Novembre e dicembre caldo per le scadenze fiscali e le aziende sono con l’acqua alla gola. Per onorare gli impegni con l’erario, gli imprenditori continuano a bussare allo sportello bancario: cinque aziende su otto chiedono prestiti in banca per pagare le tasse. E’ uno degli ultimi risvolti della crisi finanziaria internazionale e della recessione economica, a cui si è aggiunto, nel nostro Paese, un pesante inasprimento della pressione tributaria. Ragion per cui oltre il 62% delle micro, piccole e medie imprese italiane è stato costretto a ricorrere a un finanziamento per onorare le scadenze fiscali. E ci sono Irap, Ires, Irpef e Imu in cima alla lista dei balzelli che hanno spinto gli imprenditori a rivolgersi agli istituti di credito. Quanto ai settori produttivi, sono gli operatori turistici (per gli alberghi), le piccole industrie (per i capannoni) e la grande distribuzione (per i supermercati) quelli maggiormente esposti con le banche a causa dei versamenti fiscali sugli immobili e, più in generale, per tutti gli adempimenti con l’Erario. Questi i dati più rilevanti di un sondaggio del Centro studi di Unimpresa, condotto fra le 110.000 imprese associate sulla base dei dati raccolti al 30 ottobre 2016.
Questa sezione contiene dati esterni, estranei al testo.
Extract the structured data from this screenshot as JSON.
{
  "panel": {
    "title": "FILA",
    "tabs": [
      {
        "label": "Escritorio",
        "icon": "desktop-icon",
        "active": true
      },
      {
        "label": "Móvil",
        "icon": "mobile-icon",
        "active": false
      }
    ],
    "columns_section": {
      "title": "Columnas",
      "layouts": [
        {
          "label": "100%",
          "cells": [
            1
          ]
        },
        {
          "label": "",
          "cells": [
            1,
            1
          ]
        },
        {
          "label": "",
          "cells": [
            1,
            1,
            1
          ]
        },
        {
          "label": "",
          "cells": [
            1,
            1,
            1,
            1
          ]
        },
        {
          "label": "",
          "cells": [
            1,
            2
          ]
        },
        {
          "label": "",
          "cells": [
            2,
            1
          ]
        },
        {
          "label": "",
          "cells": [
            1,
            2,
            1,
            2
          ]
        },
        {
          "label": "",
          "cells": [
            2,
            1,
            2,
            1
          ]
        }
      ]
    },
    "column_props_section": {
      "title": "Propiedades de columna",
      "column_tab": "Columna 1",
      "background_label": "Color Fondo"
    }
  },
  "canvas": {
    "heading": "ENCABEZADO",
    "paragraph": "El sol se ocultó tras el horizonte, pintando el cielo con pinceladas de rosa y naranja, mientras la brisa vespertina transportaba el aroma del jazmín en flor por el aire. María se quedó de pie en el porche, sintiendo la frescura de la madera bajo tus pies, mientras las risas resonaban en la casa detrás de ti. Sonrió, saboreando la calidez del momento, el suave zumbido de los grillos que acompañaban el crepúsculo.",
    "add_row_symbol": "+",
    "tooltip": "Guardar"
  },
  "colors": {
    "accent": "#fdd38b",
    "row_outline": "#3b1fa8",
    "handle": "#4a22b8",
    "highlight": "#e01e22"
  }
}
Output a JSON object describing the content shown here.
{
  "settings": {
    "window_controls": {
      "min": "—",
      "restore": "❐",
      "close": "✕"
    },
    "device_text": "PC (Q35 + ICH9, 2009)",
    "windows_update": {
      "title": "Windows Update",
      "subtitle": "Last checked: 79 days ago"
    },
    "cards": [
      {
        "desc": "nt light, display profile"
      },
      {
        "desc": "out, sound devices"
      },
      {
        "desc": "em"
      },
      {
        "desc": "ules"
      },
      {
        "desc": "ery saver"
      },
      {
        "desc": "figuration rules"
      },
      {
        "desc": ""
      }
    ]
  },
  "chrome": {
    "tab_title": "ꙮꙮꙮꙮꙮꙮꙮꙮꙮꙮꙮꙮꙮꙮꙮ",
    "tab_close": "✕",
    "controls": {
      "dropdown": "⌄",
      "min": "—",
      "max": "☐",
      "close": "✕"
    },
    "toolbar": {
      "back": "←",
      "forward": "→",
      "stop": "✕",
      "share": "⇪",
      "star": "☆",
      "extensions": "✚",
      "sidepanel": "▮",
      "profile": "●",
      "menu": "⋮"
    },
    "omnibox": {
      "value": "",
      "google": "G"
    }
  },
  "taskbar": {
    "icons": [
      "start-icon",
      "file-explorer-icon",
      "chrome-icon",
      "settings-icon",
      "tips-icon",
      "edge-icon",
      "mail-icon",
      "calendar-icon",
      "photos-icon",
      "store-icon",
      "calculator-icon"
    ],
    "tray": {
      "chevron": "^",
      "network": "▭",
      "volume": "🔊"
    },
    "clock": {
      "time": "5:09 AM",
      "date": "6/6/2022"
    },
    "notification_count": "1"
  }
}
Prestiti fiscali per 69mila imprenditori. Oltre 68.700 pmi associate a Unimpresa (il 62,5% del totale), dunque, hanno chiesto soldi alle banche, nel primo semestre di quest’anno, per rispettare le scadenze tributarie. Le rilevazioni, i cui risultati sono in linea con quelle svolte negli scorsi anni, sono state effettuate dal 1 novembre al 20 novembre di quest’anno, attraverso le sedi di Unimpresa sparse su tutto il territorio nazionale. Oltre all’imposizione tributaria che colpisce gli immobili (Imu e Tasi in particolare), è l’Irap l’altra tassa che mette in difficoltà gli imprenditori italiani, tenuto conto che l’imposta regionale sulle attività produttive si paga anche quando i bilanci sono in perdite dunque in assenza di utili. Pesano, poi, sui bilanci delle imprese, i versamenti riguardanti Irpef e Ires. Tre, in particolare, i comparti dell’economia del Paese letteralmente “strozzati” dal tributo immobiliare. Secondo il sondaggio Unimpresa, gli ostacoli maggiori sono stati riscontrati per le categorie che basano più di altre la loro attività imprenditoriale proprio sugli immobili. E dunque si tratta degli operatori turistici (con i proprietari di alberghi in cima alla classifica), delle piccole industrie e delle fabbriche (per i capannoni) e del comparto della grande distribuzione organizzata (per i cosiddetti supermercati).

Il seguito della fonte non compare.